Subventions et des contributions :

Titre :
Molecular self-assembly of amino acid pairing peptides and their derivatives
Numéro de l’entente :
RGPIN
Valeur d'entente :
165 000,00 $
Date d'entente :
10 mai 2017 -
Organisation :
Conseil de recherches en sciences naturelles et en génie du Canada
Location :
Ontario, Autre, CA
Numéro de référence :
GC-2017-Q1-01828
Type d'entente :
subvention
Type de rapport :
Subventions et des contributions
Informations supplémentaires :

Subvention ou bourse octroyée s'appliquant à plus d'un exercice financier. (2017-2018 à 2022-2023)

Nom légal du bénéficiaire :
Chen, Pu (University of Waterloo)
Programme :
Programme de subventions à la découverte - individuelles
But du programme :

Molecular self-assembly has been the hallmark of nanotechnology research, with applications in various engineering and biomedical processes. We have developed a new class of self-assembling biomolecules: amino acid pairing (AAP) peptides. Just like the base pairing in a DNA double helix, amino acid pairing allows self-assembly of peptide molecules, leading to desired functional nanostructures. The AAP peptides not only possess specific molecular functions (e.g., stimuli-responsiveness, micro-environment recognition, and cell membrane targeting) but also derive surfactant-like or amphiphilic characteristics from their unique amino acid sequences for molecular self/co-assembly. These peptides and their assembled nanostructures, or nano-vehicles, are able to interact with other molecules, e.g., hydrophobic compounds as in anticancer drugs, hydrophilic molecules as in DNAs and siRNAs (short interfering RNAs), and different engineering surfaces. They have been found to be useful in drug and gene delivery.

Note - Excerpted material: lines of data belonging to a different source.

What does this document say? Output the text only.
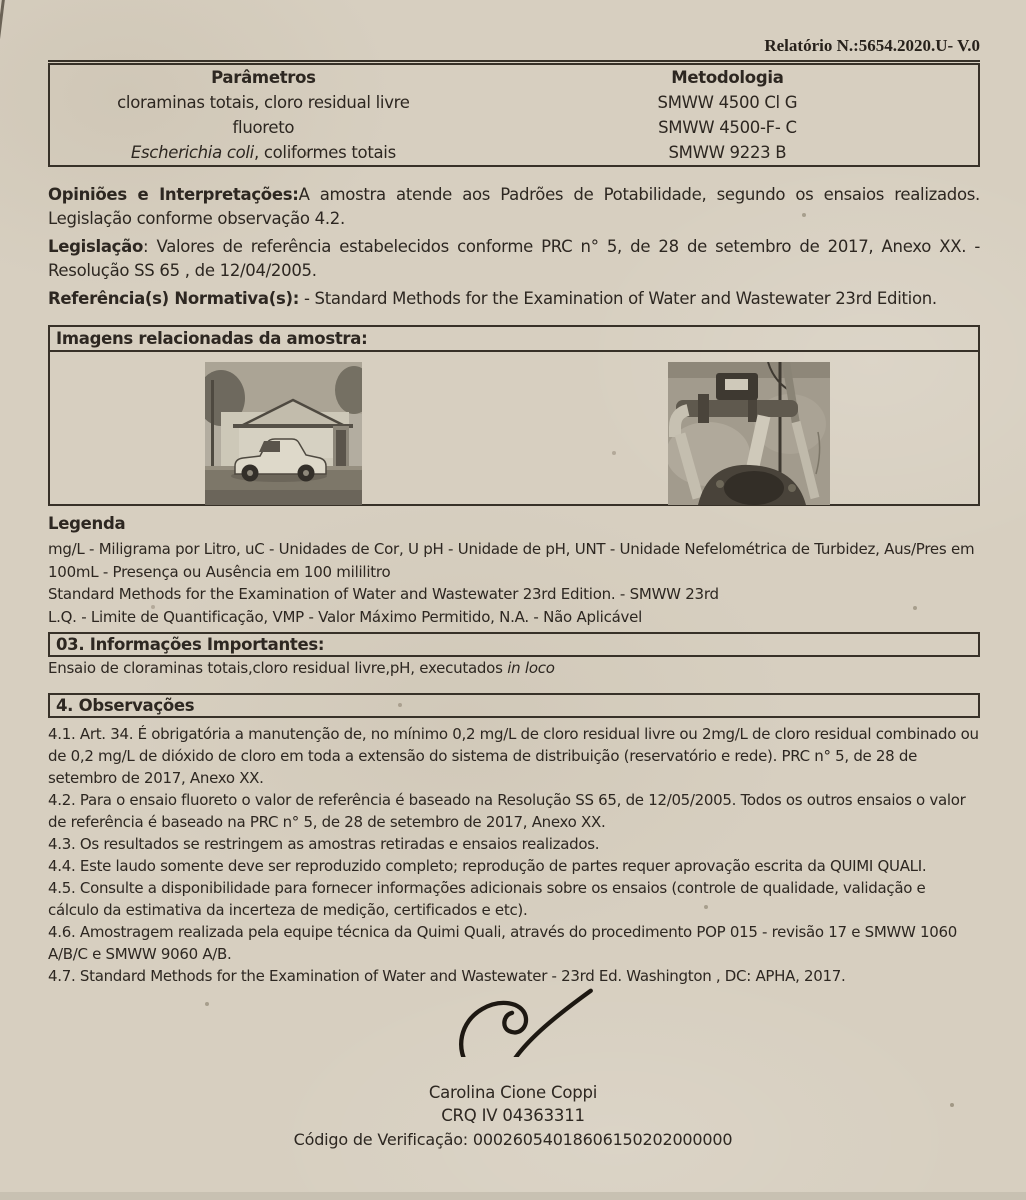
Relatório N.:5654.2020.U- V.0
Parâmetros	Metodologia
cloraminas totais, cloro residual livre	SMWW 4500 Cl G
fluoreto	SMWW 4500-F- C
Escherichia coli, coliformes totais	SMWW 9223 B

Opiniões e Interpretações:A amostra atende aos Padrões de Potabilidade, segundo os ensaios realizados. Legislação conforme observação 4.2.

Legislação: Valores de referência estabelecidos conforme PRC n° 5, de 28 de setembro de 2017, Anexo XX. - Resolução SS 65 , de 12/04/2005.

Referência(s) Normativa(s): - Standard Methods for the Examination of Water and Wastewater 23rd Edition.

Imagens relacionadas da amostra:
Legenda

mg/L - Miligrama por Litro, uC - Unidades de Cor, U pH - Unidade de pH, UNT - Unidade Nefelométrica de Turbidez, Aus/Pres em 100mL - Presença ou Ausência em 100 mililitro

Standard Methods for the Examination of Water and Wastewater 23rd Edition. - SMWW 23rd

L.Q. - Limite de Quantificação, VMP - Valor Máximo Permitido, N.A. - Não Aplicável

03. Informações Importantes:

Ensaio de cloraminas totais,cloro residual livre,pH, executados in loco

4. Observações

4.1. Art. 34. É obrigatória a manutenção de, no mínimo 0,2 mg/L de cloro residual livre ou 2mg/L de cloro residual combinado ou de 0,2 mg/L de dióxido de cloro em toda a extensão do sistema de distribuição (reservatório e rede). PRC n° 5, de 28 de setembro de 2017, Anexo XX.

4.2. Para o ensaio fluoreto o valor de referência é baseado na Resolução SS 65, de 12/05/2005. Todos os outros ensaios o valor de referência é baseado na PRC n° 5, de 28 de setembro de 2017, Anexo XX.

4.3. Os resultados se restringem as amostras retiradas e ensaios realizados.

4.4. Este laudo somente deve ser reproduzido completo; reprodução de partes requer aprovação escrita da QUIMI QUALI.

4.5. Consulte a disponibilidade para fornecer informações adicionais sobre os ensaios (controle de qualidade, validação e cálculo da estimativa da incerteza de medição, certificados e etc).

4.6. Amostragem realizada pela equipe técnica da Quimi Quali, através do procedimento POP 015 - revisão 17 e SMWW 1060 A/B/C e SMWW 9060 A/B.

4.7. Standard Methods for the Examination of Water and Wastewater - 23rd Ed. Washington , DC: APHA, 2017.

Carolina Cione Coppi
CRQ IV 04363311
Código de Verificação: 00026054018606150202000000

In this proposal, we propose to expand our research on peptide self/co-assembly and nano-vehicle design. Our short term objectives are to:

(1) explore molecular design and nano-structure formation of amino acid pairing peptides and their derivatives;

(2) evaluate stimuli-responsiveness or micro-environment recognition of designed amino acid pairing peptides and their self-assembled nano-vehicles;

(3) elucidate peptide and cell membrane interaction, where self-assembled nanostructures and their responses to the unique surface properties of cell membranes will be uncovered;

(4) investigate interaction/hybridization of peptide and graphene or their derivatives, where molecular details will be revealed on the peptide-graphene complexation, to achieve graphite exfoliation and functionalization of graphene oxide derivatives.

Our long term objectives are to:

(1) establish a cluster of molecular engineering tools, the first time in the field, to design peptide primary, secondary, tertiary and nano-structures via the amino acid pairing principle;

(2) construct novel nano-vehicles via peptide amino acid pairing or pairing between peptide residues and functional groups/moieties of co-assembled molecules, where maximum molecular cargo loading, stimuli-responsiveness, targeted and controlled release can all be achieved.

These multi-functional molecular machines or nano-vehicles will find a wide range of biomedical engineering applications, including biosensors, surface modification, and targeted drug and gene delivery. We plan to start a spin-off company at the end of the project to commercialize developed technologies. The student trainees may be involved in this endeavor, but they will be skilled for many other high tech jobs, especially in nanotechnology, chemical molecular design and nanomedicine, all critical to the future Canadian economy.